Por otro lado, cabe destacar que la normativa actual mantiene unos requisitos asociados al tipo de baldosa y no al uso previsto para la misma. Por ello, la Guía de la Baldosa Cerámica ha definido una serie de especificaciones técnicas relacionadas con los usos de la cerámica (uso residencial, uso comercial y público, alto tránsito, equipamiento urbano, etc.)
Es por tanto imprescindible que las baldosas cerámicas cumplan con una serie de especificaciones técnicas, algunas de ellas comunes para todos los usos (características dimensionales, resistencia al cuarteo, resistencia química, etc…) y otras específicas en función del uso al que vayan a ser destinadas.

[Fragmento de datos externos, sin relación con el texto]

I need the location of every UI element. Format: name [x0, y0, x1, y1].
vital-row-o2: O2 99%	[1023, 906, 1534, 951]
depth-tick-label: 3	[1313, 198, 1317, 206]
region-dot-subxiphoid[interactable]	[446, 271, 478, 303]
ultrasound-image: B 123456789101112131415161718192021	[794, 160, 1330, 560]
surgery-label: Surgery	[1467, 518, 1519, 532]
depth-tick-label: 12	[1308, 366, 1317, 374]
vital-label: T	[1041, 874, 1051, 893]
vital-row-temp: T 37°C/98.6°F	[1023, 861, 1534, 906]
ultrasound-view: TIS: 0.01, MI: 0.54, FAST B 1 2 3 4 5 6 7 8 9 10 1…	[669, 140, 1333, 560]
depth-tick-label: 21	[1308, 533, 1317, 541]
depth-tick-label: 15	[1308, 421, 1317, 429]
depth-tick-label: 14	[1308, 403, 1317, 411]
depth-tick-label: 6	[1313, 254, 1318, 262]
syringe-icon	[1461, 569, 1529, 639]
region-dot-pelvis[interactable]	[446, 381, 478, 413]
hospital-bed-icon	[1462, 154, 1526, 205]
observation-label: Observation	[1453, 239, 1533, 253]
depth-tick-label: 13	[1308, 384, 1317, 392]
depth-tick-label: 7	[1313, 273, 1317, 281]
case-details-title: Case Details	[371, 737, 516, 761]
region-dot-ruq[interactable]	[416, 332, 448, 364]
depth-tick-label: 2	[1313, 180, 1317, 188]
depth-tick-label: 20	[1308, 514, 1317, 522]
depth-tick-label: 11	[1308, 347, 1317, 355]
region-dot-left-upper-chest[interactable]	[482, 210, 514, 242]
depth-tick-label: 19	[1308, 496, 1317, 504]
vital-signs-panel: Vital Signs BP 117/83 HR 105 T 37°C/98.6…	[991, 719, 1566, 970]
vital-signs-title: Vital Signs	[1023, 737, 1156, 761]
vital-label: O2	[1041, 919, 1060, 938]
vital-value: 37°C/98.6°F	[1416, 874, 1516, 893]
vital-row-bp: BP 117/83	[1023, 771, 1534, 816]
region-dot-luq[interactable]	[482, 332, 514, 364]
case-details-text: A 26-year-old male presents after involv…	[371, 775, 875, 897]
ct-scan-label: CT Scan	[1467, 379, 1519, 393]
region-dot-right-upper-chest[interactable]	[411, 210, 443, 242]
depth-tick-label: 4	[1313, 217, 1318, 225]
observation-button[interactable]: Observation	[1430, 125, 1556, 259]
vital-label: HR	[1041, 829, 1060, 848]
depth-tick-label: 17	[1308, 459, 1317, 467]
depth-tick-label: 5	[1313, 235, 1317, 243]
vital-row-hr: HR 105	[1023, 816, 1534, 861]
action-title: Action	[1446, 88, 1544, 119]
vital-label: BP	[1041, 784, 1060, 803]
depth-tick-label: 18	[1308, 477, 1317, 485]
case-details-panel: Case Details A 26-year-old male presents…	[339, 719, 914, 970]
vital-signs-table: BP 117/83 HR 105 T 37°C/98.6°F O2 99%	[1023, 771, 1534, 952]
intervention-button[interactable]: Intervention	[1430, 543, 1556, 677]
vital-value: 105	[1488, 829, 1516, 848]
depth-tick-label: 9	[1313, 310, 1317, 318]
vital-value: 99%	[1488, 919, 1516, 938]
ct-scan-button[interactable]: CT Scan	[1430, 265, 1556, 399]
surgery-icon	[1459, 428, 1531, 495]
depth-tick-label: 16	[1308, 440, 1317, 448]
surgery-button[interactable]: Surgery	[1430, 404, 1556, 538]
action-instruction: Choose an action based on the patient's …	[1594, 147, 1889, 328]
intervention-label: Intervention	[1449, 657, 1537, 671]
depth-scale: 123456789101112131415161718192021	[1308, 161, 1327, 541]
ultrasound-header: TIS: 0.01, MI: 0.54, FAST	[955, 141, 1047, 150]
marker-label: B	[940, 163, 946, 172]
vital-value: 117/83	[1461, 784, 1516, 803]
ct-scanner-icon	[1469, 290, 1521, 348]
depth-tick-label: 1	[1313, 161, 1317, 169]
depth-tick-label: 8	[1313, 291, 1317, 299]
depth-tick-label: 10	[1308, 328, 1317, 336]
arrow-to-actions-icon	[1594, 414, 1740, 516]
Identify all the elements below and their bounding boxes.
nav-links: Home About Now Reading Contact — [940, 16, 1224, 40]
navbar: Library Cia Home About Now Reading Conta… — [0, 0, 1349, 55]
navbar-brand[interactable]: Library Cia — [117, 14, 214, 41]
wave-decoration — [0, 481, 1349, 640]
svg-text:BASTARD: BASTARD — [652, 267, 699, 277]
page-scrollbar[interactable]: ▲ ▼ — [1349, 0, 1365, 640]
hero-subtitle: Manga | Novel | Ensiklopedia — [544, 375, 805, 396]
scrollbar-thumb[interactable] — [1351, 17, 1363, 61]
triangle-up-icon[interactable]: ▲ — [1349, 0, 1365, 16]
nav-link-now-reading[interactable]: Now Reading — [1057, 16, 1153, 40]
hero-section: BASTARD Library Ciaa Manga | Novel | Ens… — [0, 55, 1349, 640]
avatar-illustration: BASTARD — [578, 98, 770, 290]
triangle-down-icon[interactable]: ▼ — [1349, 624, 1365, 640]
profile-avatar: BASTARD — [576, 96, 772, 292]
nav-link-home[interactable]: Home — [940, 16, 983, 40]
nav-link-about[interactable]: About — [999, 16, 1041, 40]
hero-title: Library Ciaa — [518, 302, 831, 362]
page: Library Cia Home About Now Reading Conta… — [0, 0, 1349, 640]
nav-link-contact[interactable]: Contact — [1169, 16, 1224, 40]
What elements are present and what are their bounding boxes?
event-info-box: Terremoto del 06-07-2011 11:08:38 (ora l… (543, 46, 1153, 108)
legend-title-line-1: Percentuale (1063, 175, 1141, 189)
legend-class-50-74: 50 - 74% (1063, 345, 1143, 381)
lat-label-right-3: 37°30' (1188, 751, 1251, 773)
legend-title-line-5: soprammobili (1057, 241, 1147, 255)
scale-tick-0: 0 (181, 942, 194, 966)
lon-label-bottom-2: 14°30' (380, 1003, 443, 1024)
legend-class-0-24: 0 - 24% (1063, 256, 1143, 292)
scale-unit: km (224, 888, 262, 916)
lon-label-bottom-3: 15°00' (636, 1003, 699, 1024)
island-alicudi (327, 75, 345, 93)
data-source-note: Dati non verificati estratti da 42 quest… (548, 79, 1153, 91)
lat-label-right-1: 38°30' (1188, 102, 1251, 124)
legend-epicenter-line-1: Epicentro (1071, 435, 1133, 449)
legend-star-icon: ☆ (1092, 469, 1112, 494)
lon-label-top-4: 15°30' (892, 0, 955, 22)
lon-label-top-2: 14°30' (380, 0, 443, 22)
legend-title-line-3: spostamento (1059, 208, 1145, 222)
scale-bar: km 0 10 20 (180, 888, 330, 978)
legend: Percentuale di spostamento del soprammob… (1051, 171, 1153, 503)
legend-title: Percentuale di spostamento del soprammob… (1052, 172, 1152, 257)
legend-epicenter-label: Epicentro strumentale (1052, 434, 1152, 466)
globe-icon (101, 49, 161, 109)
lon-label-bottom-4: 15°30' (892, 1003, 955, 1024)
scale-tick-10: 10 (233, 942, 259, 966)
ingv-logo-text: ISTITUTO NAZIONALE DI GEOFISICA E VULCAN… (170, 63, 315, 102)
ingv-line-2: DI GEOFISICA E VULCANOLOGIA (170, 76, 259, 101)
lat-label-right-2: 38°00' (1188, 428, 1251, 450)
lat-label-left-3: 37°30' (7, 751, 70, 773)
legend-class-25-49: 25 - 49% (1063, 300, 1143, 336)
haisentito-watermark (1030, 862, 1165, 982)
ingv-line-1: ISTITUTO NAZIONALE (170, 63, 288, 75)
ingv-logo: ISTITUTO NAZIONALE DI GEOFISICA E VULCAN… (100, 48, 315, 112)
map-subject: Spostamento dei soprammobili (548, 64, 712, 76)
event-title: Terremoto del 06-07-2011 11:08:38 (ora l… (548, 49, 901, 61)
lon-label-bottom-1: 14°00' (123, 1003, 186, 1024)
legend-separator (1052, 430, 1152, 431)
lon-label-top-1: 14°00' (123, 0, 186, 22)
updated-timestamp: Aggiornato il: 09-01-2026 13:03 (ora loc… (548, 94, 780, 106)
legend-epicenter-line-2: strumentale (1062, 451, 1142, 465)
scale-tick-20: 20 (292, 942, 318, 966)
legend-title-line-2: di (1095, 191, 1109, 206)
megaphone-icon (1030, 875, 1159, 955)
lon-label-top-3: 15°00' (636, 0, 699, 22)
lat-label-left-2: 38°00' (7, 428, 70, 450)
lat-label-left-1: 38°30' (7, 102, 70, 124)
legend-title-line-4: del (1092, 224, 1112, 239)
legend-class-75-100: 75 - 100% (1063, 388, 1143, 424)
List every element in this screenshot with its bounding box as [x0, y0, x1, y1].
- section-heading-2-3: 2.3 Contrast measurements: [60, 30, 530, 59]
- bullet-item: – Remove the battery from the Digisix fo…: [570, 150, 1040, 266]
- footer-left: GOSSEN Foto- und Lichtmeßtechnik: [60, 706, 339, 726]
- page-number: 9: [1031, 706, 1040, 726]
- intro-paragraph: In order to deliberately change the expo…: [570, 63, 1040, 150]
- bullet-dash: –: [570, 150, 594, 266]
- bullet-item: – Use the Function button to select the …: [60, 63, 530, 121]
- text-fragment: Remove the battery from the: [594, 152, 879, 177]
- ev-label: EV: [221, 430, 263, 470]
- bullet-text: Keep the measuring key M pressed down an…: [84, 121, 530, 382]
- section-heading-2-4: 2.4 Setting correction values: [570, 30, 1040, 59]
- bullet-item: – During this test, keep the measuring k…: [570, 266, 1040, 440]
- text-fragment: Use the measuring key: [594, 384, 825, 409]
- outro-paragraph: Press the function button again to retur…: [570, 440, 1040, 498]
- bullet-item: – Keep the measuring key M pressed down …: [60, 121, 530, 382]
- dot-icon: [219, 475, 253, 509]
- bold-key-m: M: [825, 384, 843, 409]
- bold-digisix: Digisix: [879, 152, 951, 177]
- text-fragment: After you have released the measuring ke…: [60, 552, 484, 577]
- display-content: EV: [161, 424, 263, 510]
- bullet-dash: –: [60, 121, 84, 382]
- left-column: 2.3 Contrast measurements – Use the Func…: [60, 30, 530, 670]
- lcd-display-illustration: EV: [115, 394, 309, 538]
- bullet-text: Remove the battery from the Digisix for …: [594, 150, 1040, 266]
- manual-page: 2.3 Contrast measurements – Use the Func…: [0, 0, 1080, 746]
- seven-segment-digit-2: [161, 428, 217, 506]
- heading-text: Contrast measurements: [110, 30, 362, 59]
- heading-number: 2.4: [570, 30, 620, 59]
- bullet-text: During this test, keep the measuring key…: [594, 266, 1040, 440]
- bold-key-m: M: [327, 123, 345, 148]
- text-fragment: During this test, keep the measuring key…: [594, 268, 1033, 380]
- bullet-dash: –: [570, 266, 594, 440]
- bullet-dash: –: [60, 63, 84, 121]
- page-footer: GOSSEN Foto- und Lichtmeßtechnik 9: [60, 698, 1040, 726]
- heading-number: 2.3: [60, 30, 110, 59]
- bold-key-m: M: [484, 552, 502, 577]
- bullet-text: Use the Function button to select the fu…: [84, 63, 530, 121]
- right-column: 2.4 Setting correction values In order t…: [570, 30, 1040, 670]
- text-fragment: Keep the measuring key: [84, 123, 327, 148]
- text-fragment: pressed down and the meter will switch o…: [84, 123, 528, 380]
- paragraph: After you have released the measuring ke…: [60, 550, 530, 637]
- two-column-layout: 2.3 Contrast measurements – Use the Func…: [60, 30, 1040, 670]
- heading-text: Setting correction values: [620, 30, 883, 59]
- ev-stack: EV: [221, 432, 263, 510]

Las características técnicas asociadas al uso que se deben tener en cuenta para la selección del producto cerámico:
- Características mecánicas: referentes a la capacidad de la baldosa cerámica para soportar el peso (carga de rotura a tracción) y la resistencia al desgaste (resistencia a la abrasión) durante su uso.
- Resistencia al deslizamiento: La medición de dicha propiedad se ha seguido el método detallado en el Código Técnico de la Edificación que clasifica los pavimentos en cuatro categorías: sin requisitos; suelos interiores secos; suelos interiores con pendientes o húmedos; y suelos interiores húmedos con pendiente, suelos con grasas, lubricantes, etc, y suelos exteriores y piscinas.
- Características adicionales: referentes a “uso exterior” o a instalación en locales sometidos a limpiezas agresivas “uso higiénico”.